By Reyan Ali
4:40 PM EDT, June 24, 2013
w/ Night Beds and John Parson. $10. 8 p.m., June 27. Cafe Nine, 250 State St., New Haven, cafenine.com
One of two scenarios tends to occur when a child grows up alongside something their parent really, really loves. Either the child really, really loves that thing, too, or learns how to really, really hate it. In the instance of Long Island-bred, Los Angeles-based singer-songwriter Jenny Ognibene (professional alias: Jenny O.) and her father's preferred genre, the former outcome won. As she discusses the favorite music of her youth, Ognibene brings up classic rock, jazz, classical music and hip-hop. The first genre on that list wielded the most influence. Her dad manned (and still mans) bass in classic rock cover bands as she was growing up, performing Creedence Clearwater Revival, the Beatles, the Rolling Stones, the Beach Boys and Motown artists. At least one of her father's groups practiced in her home, and she would go see him play all the time. By the time she was of high school age, noted local acts played school dances and battles of the bands, and her father would often participate in such bands, as would Ognibene herself.
“All those songs were just part of my upbringing, and all those instruments were just around,” the 31-year-old says. “[Classic rock has] just always suited me. I always have been in alignment with my father on music in that way. I mean, there's a lot of differences. Even now, I'll play him things he doesn't like that I'm like, 'Okay, now, I know this is good, dad.' But as far as the Beatles [go], it's like, yeah, I love the Beatles. I've never not liked the Beatles because my father liked the Beatles.” She rebelled in non-musical ways, she adds. “Your normal stuff. Uhhh... not being good at school.”

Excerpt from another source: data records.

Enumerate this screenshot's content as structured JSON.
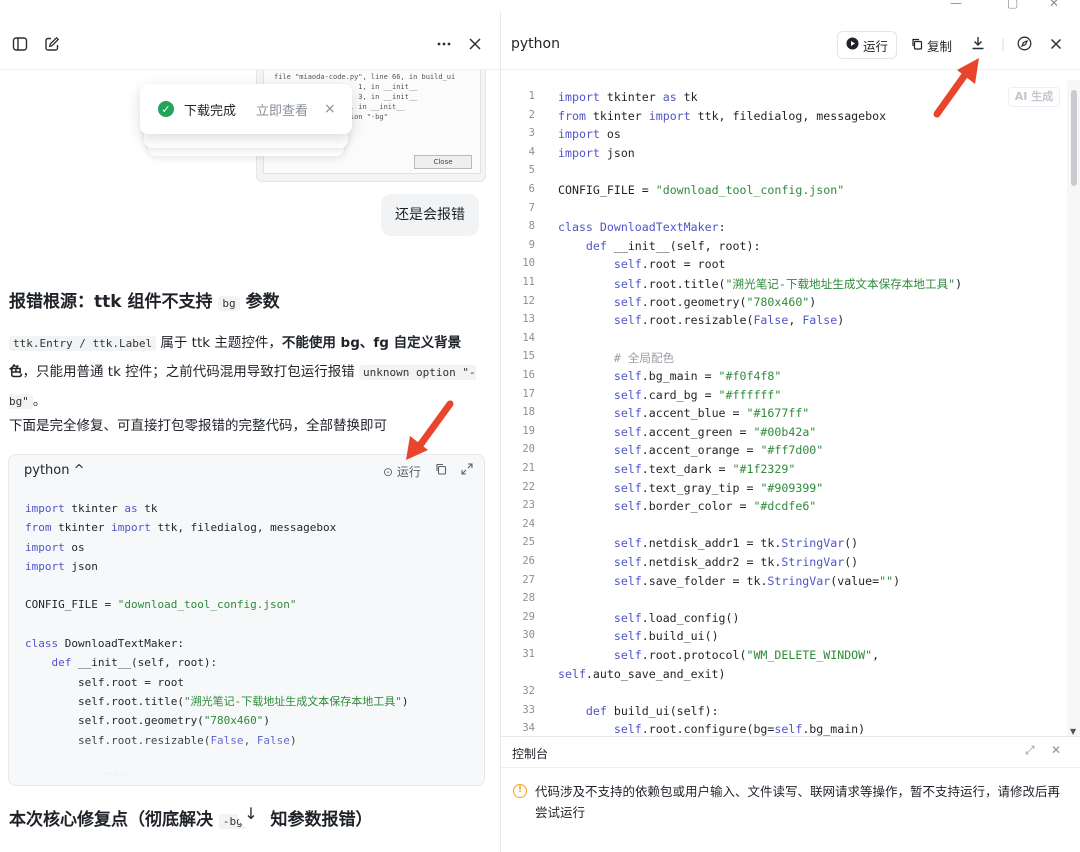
{
  "left": {
    "error_screenshot": {
      "lines": [
        "file \"miaoda-code.py\", line 66, in build_ui",
        "                    1, in __init__",
        "                    3, in __init__",
        "              2805, in __init__",
        "               option \"-bg\""
      ],
      "close_label": "Close"
    },
    "toast": {
      "text": "下载完成",
      "link": "立即查看",
      "close": "×"
    },
    "user_bubble": "还是会报错",
    "heading1": {
      "before": "报错根源：ttk 组件不支持 ",
      "code": "bg",
      "after": " 参数"
    },
    "para1": {
      "code1": "ttk.Entry / ttk.Label",
      "t1": " 属于 ttk 主题控件，",
      "b1": "不能使用 bg、fg 自定义背景色",
      "t2": "，只能用普通 tk 控件；之前代码混用导致打包运行报错 ",
      "code2": "unknown option \"-bg\"",
      "t3": "。"
    },
    "para2": "下面是完全修复、可直接打包零报错的完整代码，全部替换即可",
    "code_card": {
      "lang": "python ^",
      "run_label": "运行"
    },
    "heading2": {
      "before": "本次核心修复点（彻底解决 ",
      "code": "-bg",
      "after": "知参数报错）"
    },
    "scroll_down": "↓"
  },
  "right": {
    "title": "python",
    "run_label": "运行",
    "copy_label": "复制",
    "ai_badge": "AI 生成",
    "console": {
      "title": "控制台",
      "message": "代码涉及不支持的依赖包或用户输入、文件读写、联网请求等操作，暂不支持运行，请修改后再尝试运行"
    }
  },
  "colors": {
    "accent_arrow": "#e8452c",
    "success": "#22a559",
    "warning": "#f0a020",
    "keyword": "#4f55c9",
    "string": "#2e8b3a"
  }
}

Because of all these ties and a sense of normalcy she tied to the idea of making music, she began playing instruments at an early age. Piano came around age 6, guitar at 8, and then cello and electric bass somewhere around there, too. At 14, she finished writing her first song, but before she would graduate high school and attend secondary schools around New York, she didn't take the idea of making music particularly seriously. As she left home and realized that she needed an instrument much more portable than the piano in order to make it as a traveling singer-songwriter, she began cultivating her chops on the guitar. During one visit to California to do some recording, she met the Black Crowes' Chris Robinson, and talking to Robinson seriously motivated her and made her feel like she could make a career work. She also talks about feeling such a deep emotional connection to people in California — one that reminded her of her youth — that she made the move out west.
Automechanic, Jenny O.'s February-released debut full-length, finds her focusing on daydreamy, acoustic-heavy songs replete with hues of classic rock bands and 1970s singer-songwriter sorts. The record maintains a general peacefulness, what with its slow to medium pace and genial vocal harmonies, but half the time, it's a resigned sort of peacefulness. Take “Lazy Jane,” which obsesses over self-doubt in the face of love: “I'll never make it with the other believers/I don't have it/And I'm likely to quit” and later “I'm feeling blue/Cause I can't have you/Call me crazy/Hey, it may be true/I'm still crying for you.” But a song later in “Come Get Me,” the music is much more upbeat. Then, “Get Lost” — the track after that — returns to gloom. This is how the majority of Automechanic runs: a sad song, a happy song, a sad song, a happy song. To Ognibene's credit, it's a savvy enough tactic to help show off some range.
Much like the most famous records of artists her father prefers, Automechanic was recorded to two-inch analog tape instead of being done digitally. Clarity of sound was key to this decision, as was nostalgia — but the latter not in the way you'd think. “I recorded little songs on a tape machine as a little kid. We always had a tape machine in the house, so there's a common theme in my life of winding reels of tape and using tape machines. I guess when I'm recording or making a record, there's a sense of belonging there — kind of [feeling] in my element,” she says. “There's a nostalgia in that sense of throughout my life, this is my process, but it's not a nostalgia for another time period or anybody else's life.”